Fakat başta antibiyotikler olmak üzere bazı ilaçlar, şekerli beslenme alışkanlığı, alerjiler ve ağır metal yüklenmeleri bağırsak florasındaki bu dengenin bozulup candida mantarlarının kontrolsüz bir şekilde bağırsak florasında çoğalmasına sebep olabilmektedir. Bu durumda bir bağırsak mikozu, yani bağırsağın maya mantarlarınca istilası söz konusu olur. Mantarlar beyaz un ve beyaz şekerle beslenir ve hızla çoğalırlar. Sizin kan şekerinizi düşürerek hipoglisemi bulguları olan odaklanma güçlüğü, asabiyet, el ayak titremesi, ter boşanması, yorgunluk ve tatlı açlığına yol açabilirler. Candida mantarları metabolizmaları gereği çeşitli toksinler ve alkol üretir. Bu ise bağırsakta gaz oluşumuna yol açarak şişkinlik, kramp ve düzensiz dışkılamaya sebep olur. Bağırsak lenf bezleri de zehirlenerek bağışıklık sisteminin daha da zayıflamasına yol açar. Bu durum organizmada enfeksiyona eğilim ve savunma zaafıyla kendini gösterir. Toksik maddeler bağırsak duvarından kana geçerek önce en önemli detoks organımız olan karaciğere ulaşır.

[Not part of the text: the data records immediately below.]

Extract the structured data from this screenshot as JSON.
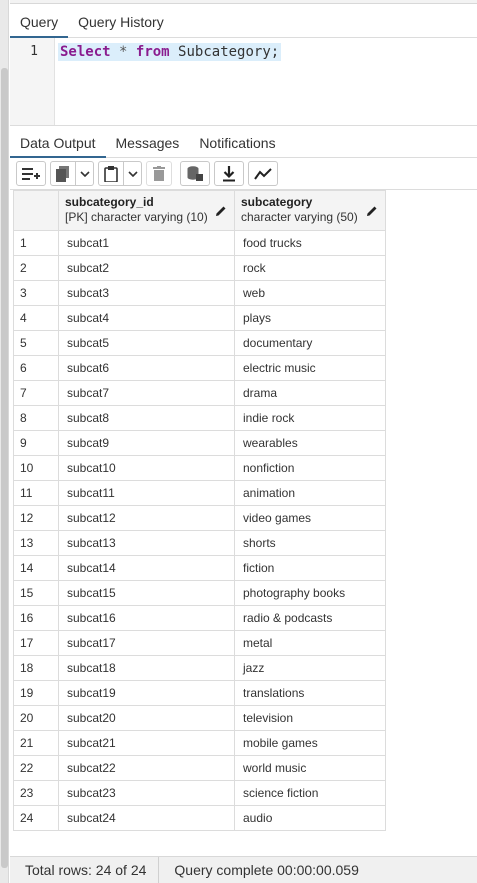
{
  "query_tabs": [
    {
      "label": "Query",
      "active": true
    },
    {
      "label": "Query History",
      "active": false
    }
  ],
  "editor": {
    "line_number": "1",
    "tokens": {
      "select": "Select",
      "star": "*",
      "from": "from",
      "table": "Subcategory;"
    }
  },
  "results_tabs": [
    {
      "label": "Data Output",
      "active": true
    },
    {
      "label": "Messages",
      "active": false
    },
    {
      "label": "Notifications",
      "active": false
    }
  ],
  "toolbar_icons": [
    "add-row-icon",
    "copy-icon",
    "chevron-down-icon",
    "paste-icon",
    "chevron-down-icon",
    "delete-icon",
    "save-data-icon",
    "download-icon",
    "graph-icon"
  ],
  "grid": {
    "columns": [
      {
        "name": "subcategory_id",
        "type": "[PK] character varying (10)"
      },
      {
        "name": "subcategory",
        "type": "character varying (50)"
      }
    ],
    "rows": [
      {
        "n": "1",
        "id": "subcat1",
        "name": "food trucks"
      },
      {
        "n": "2",
        "id": "subcat2",
        "name": "rock"
      },
      {
        "n": "3",
        "id": "subcat3",
        "name": "web"
      },
      {
        "n": "4",
        "id": "subcat4",
        "name": "plays"
      },
      {
        "n": "5",
        "id": "subcat5",
        "name": "documentary"
      },
      {
        "n": "6",
        "id": "subcat6",
        "name": "electric music"
      },
      {
        "n": "7",
        "id": "subcat7",
        "name": "drama"
      },
      {
        "n": "8",
        "id": "subcat8",
        "name": "indie rock"
      },
      {
        "n": "9",
        "id": "subcat9",
        "name": "wearables"
      },
      {
        "n": "10",
        "id": "subcat10",
        "name": "nonfiction"
      },
      {
        "n": "11",
        "id": "subcat11",
        "name": "animation"
      },
      {
        "n": "12",
        "id": "subcat12",
        "name": "video games"
      },
      {
        "n": "13",
        "id": "subcat13",
        "name": "shorts"
      },
      {
        "n": "14",
        "id": "subcat14",
        "name": "fiction"
      },
      {
        "n": "15",
        "id": "subcat15",
        "name": "photography books"
      },
      {
        "n": "16",
        "id": "subcat16",
        "name": "radio & podcasts"
      },
      {
        "n": "17",
        "id": "subcat17",
        "name": "metal"
      },
      {
        "n": "18",
        "id": "subcat18",
        "name": "jazz"
      },
      {
        "n": "19",
        "id": "subcat19",
        "name": "translations"
      },
      {
        "n": "20",
        "id": "subcat20",
        "name": "television"
      },
      {
        "n": "21",
        "id": "subcat21",
        "name": "mobile games"
      },
      {
        "n": "22",
        "id": "subcat22",
        "name": "world music"
      },
      {
        "n": "23",
        "id": "subcat23",
        "name": "science fiction"
      },
      {
        "n": "24",
        "id": "subcat24",
        "name": "audio"
      }
    ]
  },
  "status": {
    "total_rows": "Total rows: 24 of 24",
    "query_complete": "Query complete 00:00:00.059"
  },
  "colors": {
    "keyword": "#8a1d8f",
    "active_tab_underline": "#326690",
    "code_highlight": "#dbeefb"
  }
}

Burada bir kısmının zehirli etkisi yok edilir ama bu işlem sırasında karaciğer çok yorulur. Yok edilemeyen toksik maddeler diğer organlara giderek kronik yorgunluk, eklem ağrıları, baş ağrısı, konsantrasyon bozuklukları, hafıza kaybı ya da depresif ruh hali gibi semptomlara yol açabilir. Alerjilerin ortaya çıkması ya da şiddetlenmesi kolaylaşır. Özellikle besin alerjileri yanında cilt egzaması, akne, sinüzit ve bronşiyal astım da görülebilir.
Daha nadir olarak, candida mantarı bağırsak florasının dışında yayılıp pek çok rahatsızlığa sebep olabilir. Özellikle çok can sıkıcı rahatsızlıklarınız olduğu halde hekiminiz herhangi bir sağlık probleminiz olmadığını söylüyorsa, şikâyetlerinizin candida mantarı kaynaklı olma ihtimali oldukça yüksektir.

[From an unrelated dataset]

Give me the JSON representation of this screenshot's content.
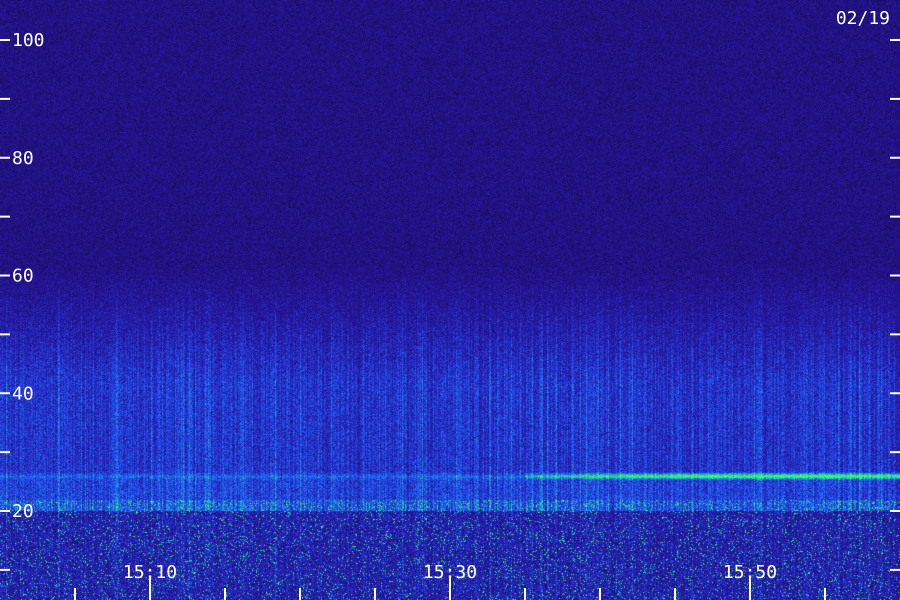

Candida mantarına karşı korunmak için öncelikle kontrolsüz ve aşırı ilaç kullanımından (en başta antibiyotik, kortizon ve hormon ilaçları) uzak durmak; mantarı besleyen şeker ve mayalı ürünlerden, özellikle de alkolden sakınmak gerekir.
Ayrıca eski peynir, beklemiş fındık, ceviz, kuru incir gibi kuruyemişler de barındırabildikleri küflerden dolayı mantarı besleyebilir.
Bağışıklık sisteminizi güçlendirip bağırsak floranıza destek olmak için öğünlerinizi taze sebzeler, tam tahıllı ürünler ve baklagil, balık ve organik kümes hayvanları gibi sindirimi kolay protein kaynaklarından oluşturun. Mantar enfeksiyon tedavisinde asitli gıdalar olan kırmızı et ve peynir tüketiminin kısıtlanması, yukarıda belirtilen alkali besinlere ağırlık verilmesi önerilmektedir.
Bağırsak floranızı düzenlemek için doğal mayalı kefir ve yoğurt faydalıdır.
Bedeninizden toksinlerin atılabilmesi için her gün mutlaka, en az 8 bardak su içmeyi ihmal etmeyin.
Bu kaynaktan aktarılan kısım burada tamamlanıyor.